On Sat, Nov 3, 2018 at 7:11 AM Felix Stalder <fe...@openflows.com> wrote:

>  Our task, in my view, is to develop new languages, and new
> esthetics, to account for, and deal with, the sharply increased
> complexity. That means, that there is no single privileged point-of-view
> or layer of analysis. If there is any strength, it will come out of
> multiplicity, out of ways of translating one set of explicit experiences
> into another one, showing that how and why resonate with each other.


This is totally persuasive to me, and it's what I have been doing since
2008. However the uptake of such efforts appears somewhat low.

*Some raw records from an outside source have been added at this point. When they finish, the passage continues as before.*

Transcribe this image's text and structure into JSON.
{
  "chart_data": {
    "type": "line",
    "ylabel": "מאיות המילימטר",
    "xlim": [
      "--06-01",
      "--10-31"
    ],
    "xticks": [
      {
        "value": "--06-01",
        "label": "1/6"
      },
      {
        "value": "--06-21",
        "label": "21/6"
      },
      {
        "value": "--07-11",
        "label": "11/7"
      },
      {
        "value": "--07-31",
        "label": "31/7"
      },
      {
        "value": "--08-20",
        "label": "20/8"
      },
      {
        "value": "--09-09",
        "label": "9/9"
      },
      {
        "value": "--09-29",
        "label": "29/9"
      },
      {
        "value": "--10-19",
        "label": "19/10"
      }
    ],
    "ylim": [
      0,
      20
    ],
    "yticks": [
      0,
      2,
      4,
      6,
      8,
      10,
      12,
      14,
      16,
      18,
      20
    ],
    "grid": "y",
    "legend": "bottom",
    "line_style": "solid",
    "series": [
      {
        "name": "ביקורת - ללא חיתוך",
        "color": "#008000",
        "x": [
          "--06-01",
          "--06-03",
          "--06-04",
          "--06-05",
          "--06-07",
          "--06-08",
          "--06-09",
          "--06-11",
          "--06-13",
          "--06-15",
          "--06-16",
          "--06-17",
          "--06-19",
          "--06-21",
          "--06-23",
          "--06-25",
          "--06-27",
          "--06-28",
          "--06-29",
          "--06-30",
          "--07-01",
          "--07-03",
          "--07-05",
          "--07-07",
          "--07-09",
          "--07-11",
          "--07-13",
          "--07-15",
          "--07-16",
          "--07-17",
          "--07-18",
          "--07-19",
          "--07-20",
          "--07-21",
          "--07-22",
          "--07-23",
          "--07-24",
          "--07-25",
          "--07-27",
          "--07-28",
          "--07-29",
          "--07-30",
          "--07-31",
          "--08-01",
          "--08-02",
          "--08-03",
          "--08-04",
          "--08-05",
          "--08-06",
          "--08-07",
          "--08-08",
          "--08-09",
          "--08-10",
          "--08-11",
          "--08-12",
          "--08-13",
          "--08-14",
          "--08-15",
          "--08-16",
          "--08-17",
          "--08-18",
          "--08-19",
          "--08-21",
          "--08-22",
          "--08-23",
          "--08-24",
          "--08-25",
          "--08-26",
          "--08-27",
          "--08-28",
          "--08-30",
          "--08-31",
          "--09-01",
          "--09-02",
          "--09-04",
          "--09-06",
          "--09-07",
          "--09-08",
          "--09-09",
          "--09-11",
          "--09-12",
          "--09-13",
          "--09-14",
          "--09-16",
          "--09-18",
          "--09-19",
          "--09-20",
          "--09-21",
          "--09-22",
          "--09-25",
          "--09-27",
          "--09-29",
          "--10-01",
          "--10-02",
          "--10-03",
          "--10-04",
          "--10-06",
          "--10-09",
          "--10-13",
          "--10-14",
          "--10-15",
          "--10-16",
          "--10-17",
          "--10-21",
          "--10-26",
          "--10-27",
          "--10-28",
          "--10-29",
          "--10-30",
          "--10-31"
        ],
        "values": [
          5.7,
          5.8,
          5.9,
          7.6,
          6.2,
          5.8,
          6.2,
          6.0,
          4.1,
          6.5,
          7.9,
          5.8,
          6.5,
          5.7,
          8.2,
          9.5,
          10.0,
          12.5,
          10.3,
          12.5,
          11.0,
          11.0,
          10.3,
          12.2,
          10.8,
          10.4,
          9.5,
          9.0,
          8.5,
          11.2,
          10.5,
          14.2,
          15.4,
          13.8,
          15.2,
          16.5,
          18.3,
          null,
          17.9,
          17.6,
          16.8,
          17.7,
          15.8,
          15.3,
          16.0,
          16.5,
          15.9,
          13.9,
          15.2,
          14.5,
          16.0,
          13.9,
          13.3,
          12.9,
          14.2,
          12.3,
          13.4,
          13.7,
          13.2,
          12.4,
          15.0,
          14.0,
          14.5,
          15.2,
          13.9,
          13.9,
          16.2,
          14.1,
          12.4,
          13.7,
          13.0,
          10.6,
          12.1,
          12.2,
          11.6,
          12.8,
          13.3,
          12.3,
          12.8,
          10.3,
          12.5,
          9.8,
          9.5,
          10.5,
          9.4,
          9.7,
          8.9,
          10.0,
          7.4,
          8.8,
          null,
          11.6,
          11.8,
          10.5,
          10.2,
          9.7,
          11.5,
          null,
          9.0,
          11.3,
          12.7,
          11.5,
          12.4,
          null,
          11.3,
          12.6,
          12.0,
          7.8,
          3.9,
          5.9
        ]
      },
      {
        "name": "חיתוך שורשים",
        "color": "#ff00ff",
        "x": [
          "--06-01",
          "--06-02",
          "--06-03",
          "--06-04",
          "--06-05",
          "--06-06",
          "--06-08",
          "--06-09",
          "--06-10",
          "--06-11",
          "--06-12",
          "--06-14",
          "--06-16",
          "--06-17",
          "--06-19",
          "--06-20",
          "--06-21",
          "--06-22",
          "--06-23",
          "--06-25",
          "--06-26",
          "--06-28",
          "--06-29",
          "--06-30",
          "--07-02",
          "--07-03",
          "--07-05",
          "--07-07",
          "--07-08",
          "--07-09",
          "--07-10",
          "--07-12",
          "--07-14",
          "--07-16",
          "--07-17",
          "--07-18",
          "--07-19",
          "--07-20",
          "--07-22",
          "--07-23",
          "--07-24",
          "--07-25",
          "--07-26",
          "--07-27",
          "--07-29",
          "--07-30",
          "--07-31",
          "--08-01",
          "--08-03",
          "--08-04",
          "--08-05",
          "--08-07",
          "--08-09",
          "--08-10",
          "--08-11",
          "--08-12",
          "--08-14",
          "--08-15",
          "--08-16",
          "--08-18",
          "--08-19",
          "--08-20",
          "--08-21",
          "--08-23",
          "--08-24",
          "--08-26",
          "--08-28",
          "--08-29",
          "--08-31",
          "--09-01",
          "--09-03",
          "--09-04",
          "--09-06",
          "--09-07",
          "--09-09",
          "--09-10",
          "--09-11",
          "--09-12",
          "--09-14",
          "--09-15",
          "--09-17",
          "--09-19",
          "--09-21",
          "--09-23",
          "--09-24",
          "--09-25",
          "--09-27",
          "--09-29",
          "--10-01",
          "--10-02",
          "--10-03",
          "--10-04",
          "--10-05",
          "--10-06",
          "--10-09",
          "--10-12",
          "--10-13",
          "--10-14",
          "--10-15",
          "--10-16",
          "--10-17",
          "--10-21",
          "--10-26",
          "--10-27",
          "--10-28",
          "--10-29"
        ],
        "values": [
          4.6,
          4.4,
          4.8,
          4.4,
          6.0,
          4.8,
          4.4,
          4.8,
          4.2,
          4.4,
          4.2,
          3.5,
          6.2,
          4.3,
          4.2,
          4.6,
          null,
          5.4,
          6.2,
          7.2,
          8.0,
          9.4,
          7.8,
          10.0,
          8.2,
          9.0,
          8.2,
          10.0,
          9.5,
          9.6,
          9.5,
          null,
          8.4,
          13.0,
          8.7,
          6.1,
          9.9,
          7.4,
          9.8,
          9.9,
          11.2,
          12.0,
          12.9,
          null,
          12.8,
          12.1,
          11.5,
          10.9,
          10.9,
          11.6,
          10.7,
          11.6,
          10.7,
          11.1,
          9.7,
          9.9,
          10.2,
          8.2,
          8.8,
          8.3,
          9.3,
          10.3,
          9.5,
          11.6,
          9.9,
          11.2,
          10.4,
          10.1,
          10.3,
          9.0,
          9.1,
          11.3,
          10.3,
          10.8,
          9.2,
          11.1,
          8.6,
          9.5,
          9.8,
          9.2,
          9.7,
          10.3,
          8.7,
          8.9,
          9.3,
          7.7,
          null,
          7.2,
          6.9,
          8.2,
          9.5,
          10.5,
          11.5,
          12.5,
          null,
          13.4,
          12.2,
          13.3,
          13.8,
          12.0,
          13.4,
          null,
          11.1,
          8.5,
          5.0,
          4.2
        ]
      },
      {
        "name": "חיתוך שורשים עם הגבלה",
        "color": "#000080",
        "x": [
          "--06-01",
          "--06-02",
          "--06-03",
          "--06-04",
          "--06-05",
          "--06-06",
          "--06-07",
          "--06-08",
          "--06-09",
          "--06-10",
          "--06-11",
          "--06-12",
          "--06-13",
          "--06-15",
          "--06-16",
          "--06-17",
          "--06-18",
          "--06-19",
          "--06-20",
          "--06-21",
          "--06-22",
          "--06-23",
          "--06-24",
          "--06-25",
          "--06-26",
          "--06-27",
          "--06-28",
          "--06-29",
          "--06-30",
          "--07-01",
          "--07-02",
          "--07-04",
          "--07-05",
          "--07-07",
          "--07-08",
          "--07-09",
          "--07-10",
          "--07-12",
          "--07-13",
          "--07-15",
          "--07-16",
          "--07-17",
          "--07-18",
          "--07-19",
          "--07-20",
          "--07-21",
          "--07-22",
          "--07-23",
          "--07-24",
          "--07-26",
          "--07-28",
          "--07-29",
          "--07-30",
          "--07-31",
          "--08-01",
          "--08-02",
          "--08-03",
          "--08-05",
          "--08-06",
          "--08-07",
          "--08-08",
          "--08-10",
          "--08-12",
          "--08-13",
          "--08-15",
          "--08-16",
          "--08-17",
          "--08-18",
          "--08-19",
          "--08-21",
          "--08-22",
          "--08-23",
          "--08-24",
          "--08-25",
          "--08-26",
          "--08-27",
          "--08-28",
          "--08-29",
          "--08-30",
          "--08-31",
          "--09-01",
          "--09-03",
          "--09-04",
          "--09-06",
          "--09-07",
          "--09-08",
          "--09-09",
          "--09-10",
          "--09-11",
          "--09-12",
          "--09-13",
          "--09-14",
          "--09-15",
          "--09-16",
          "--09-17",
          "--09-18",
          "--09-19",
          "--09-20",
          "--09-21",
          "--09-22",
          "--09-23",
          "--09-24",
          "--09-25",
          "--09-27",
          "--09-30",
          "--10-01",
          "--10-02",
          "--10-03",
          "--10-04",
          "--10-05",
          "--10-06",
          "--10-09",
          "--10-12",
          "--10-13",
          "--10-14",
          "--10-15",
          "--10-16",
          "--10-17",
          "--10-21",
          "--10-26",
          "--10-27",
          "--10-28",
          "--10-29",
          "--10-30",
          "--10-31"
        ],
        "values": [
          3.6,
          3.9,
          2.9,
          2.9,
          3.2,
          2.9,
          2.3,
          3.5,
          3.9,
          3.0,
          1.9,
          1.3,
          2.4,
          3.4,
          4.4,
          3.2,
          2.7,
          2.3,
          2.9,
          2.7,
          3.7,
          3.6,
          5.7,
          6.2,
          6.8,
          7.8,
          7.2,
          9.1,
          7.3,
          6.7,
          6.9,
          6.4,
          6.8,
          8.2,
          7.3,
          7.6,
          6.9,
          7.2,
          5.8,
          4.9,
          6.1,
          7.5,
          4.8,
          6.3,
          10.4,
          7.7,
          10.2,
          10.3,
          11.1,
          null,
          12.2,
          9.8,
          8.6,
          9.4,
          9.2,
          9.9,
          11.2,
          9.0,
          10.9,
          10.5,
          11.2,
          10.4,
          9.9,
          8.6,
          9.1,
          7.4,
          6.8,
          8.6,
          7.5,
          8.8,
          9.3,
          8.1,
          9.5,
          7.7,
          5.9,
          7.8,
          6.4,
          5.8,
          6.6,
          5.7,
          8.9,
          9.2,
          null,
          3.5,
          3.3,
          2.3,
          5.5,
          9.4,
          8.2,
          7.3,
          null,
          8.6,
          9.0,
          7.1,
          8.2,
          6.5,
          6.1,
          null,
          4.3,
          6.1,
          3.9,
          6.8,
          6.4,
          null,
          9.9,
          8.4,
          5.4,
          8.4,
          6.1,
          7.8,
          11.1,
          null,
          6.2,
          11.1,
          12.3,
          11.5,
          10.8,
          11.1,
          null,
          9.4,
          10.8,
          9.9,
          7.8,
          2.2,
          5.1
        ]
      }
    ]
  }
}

The corporate Internet has been one massive effort to deal with complexity,
essentially by individualizing it, in order to streamline the bureaucratic
aspects of life and reduce the daunting challenge of consumer choice. Web
2.0 has largely exhausted the population and left little energy for
progressive networked media. The most common nostalgia is not for class
consciousness but for a free afternoon with no bells and whistles of any
kind.

I am curious about specific projects and/or social trends that go in the
direction you suggest, Felix. Say more.

Identity politics is definitely not something we can abandon in the US.
That would leave only corporate liberalism and national populism. But
identity politics as developed so far is not capable of articulating the
multiplicity of positions in society, which is what liberalism used to do
relatively better than any other form of really existing governance. Obama
represents the pinnacle and decline of liberalism's capacity to manage
social complexity through government. As for market forces, they have
failed tragically, as the election of Bolsonaro by WhatsApp proves if you
didn't already know.

So, Felix, you have stated the problem pretty well. Let's really go further
with this one. In current identity politics, translating one set of
explicity experiences into another one is called intersectionality, it's
the contemporary rejoinder to class consciousness and surely represents a
giant evolutionary step beyond that old Lukacsian relic. In an imperial and
soon, post-imperial US context, it seems to me that the types of coalitions
that can be knitted together through intersectionality need to be extended,
augmented and/or relayed by other communication processes and other
aesthetics too, in order to deal with the sprawling issues of politic
economy and political ecology, which just keep spinning further out of
control.

The US isn't the only context. The partial breakdown of the EU is a pretty
serious failure to manage complexity. Other regions face still other
versions of this problem. Let's talk about it.